Ungerechtigkeiten müssen beseitigt werden

St. Pölten (OTS) - "Während in Österreich genau vorgesehen ist, wer wieviel in das Gesundheitssystem einzuzahlen hat, habe es die Politik bisher verabsäumt, auch zu regeln, welche Leistungen dem Patienten dafür zustehen", so der freiheitliche Gesundheitssprecher LAbg. Martin Huber, dem diese Ungerechtigkeit ein massiver Dorn im Auge ist. 21 Krankenkassen mit 14 unterschiedlichen Leistungskatalogen würden sowohl Bewilligungen als auch Kostenerstattungen sowie Selbstbehalte unterschiedlich handhaben. "Erst jüngst ist eine junge Mutter mit diesem Problem an mich herangetreten, die für eine Impfung ihres Kindes zahlen musste, die in Wien aber gratis angeboten wird", so Huber.

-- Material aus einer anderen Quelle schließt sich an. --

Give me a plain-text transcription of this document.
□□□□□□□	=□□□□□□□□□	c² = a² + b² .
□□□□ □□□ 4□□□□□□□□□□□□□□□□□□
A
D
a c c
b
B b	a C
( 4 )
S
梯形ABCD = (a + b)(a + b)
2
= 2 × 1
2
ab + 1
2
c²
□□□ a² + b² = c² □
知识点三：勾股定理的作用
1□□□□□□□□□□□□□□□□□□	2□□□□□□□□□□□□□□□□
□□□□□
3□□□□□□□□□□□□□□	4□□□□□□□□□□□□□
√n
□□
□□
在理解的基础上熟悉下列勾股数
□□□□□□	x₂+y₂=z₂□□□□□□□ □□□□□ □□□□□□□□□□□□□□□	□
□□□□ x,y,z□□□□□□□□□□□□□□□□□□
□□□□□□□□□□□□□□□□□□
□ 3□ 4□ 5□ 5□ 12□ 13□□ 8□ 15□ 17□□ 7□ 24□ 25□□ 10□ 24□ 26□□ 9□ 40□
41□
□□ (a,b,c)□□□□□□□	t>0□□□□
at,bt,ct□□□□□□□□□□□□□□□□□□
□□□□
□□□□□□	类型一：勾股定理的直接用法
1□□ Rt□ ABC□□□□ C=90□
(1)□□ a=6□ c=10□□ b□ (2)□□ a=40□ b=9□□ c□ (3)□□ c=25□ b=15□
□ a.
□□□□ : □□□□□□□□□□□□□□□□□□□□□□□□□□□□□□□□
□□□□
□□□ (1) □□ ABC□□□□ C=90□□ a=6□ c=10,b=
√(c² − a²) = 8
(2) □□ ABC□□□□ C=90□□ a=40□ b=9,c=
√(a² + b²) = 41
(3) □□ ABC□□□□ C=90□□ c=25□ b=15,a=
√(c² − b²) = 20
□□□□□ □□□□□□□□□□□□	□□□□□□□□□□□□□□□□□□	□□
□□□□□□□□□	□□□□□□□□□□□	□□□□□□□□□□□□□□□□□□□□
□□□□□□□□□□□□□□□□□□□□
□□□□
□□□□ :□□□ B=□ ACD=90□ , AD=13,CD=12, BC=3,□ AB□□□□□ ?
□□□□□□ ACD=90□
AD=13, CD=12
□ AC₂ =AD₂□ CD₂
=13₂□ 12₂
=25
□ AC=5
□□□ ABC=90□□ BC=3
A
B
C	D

Unterschiedliche Regelungen gäbe es auch bei Ansuchen und Selbstbehalt von Kuraufenthalten sowie chefärztlichen Bewilligungen. "Diese dilettantische Vorgehensweise öffnet willkürlichen Entscheidungen und damit der Zwei-Klassen-Medizin Tür und Tor. Es kann nicht sein, dass ein Patient besser gestellt ist, nur weil er bei einer anderen Krankenkasse ist bzw. in einem anderen Bundeland lebt", so Huber.

Lösung könne nur die, von der FPÖ seit Langem geforderte, Zusammenlegung aller Krankenkassen auf lediglich zwei, nämlich eine In- und eine Ausländerkasse sein. Nicht nur, dass durch diese Strukturvereinfachung Millionen an Steuergelder in der Verwaltung eingespart werden könnten, gäbe es dann auch nur mehr einen gemeingültigen Leistungskatalog. "Ein Gebot der Stunde, denn speziell im Gesundheitsbereich muss die Gleichbehandlung aller sichergestellt sein", so Huber abschließend.